Obit watch: December 31, 2020.

This is a couple of days old, but I missed it until someone mentioned it to me: William Link.

Mr. Link and his partner, Richard Levinson, created a bunch of famous TV series: “Columbo”, “Murder She Wrote”, and, of course, “Mannix”.

Link and Levinson created the character of Lt. Columbo, the cigar-chomping, perpetually underestimated detective, for an episode of the Chevy Mystery Show in 1960. Eight years later, they revisited the character (and the initial story) with a telefilm called Prescription: Murder, which starred Peter Falk as Columbo. It became a regular series in 1971, running for seven years of wealthy and powerful killers thinking themselves a step ahead of Columbo, but always slipping up just enough for the detective to catch them in a lie that cracked the case.

Burning in Hell watch: Samuel Little.

Mr.

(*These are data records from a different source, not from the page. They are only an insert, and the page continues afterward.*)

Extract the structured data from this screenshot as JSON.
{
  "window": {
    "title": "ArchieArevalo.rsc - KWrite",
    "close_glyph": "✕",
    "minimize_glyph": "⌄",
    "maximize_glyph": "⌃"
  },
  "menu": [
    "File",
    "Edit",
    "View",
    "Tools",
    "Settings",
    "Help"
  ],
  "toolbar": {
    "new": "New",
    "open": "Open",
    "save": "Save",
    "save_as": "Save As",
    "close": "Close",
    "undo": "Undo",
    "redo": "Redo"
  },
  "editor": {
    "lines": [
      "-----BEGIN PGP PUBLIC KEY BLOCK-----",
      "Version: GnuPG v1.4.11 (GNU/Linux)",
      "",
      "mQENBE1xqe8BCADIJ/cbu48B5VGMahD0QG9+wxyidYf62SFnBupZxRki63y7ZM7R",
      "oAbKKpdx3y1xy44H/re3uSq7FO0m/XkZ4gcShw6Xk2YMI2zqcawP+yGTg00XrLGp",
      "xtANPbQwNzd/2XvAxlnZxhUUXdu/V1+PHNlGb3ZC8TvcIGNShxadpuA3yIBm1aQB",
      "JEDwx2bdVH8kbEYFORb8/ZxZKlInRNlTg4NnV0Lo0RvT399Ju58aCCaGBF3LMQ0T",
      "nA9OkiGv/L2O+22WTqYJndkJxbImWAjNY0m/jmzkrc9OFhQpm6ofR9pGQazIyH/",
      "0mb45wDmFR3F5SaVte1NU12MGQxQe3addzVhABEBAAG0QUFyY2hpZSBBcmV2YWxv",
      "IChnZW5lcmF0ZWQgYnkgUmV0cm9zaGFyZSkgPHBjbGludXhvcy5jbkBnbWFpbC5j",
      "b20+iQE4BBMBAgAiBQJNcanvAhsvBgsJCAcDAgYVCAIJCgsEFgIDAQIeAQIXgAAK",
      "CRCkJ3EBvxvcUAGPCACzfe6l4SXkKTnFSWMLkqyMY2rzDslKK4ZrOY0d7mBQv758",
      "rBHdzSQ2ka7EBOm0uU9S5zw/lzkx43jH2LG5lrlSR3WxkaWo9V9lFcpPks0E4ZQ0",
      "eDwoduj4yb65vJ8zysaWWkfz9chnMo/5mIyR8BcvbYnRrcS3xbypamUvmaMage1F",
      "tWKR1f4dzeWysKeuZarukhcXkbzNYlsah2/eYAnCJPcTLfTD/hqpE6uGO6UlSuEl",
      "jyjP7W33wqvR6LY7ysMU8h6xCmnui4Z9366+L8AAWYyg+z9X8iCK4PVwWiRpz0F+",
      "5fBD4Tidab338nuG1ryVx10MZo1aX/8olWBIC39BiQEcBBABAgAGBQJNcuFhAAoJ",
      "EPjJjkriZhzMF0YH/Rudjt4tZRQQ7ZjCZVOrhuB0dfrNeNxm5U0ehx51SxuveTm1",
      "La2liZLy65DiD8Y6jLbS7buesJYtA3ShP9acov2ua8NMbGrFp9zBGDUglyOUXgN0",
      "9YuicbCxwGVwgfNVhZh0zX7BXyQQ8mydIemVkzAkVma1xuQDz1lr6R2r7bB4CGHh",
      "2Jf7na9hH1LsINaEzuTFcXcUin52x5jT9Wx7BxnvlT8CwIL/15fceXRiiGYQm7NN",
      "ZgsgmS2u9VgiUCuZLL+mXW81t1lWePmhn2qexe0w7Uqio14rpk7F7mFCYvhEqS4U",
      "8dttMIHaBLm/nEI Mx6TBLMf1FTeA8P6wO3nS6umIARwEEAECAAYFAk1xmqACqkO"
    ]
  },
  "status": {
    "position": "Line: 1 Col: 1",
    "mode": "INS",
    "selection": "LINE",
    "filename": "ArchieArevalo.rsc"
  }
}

Little had confessed to having committed 93 murders between 1970 and 2005, at least 50 of which have been verified by law enforcement officers, the F.B.I. said. He had been convicted of at least eight murders, some of which were solved using D.N.A. analysis.
Many of Mr. Little’s victims were marginalized, young Black women who were estranged from their families and struggling with poverty and addiction. In many cases, their deaths did not draw the same level of attention or outrage as other killings.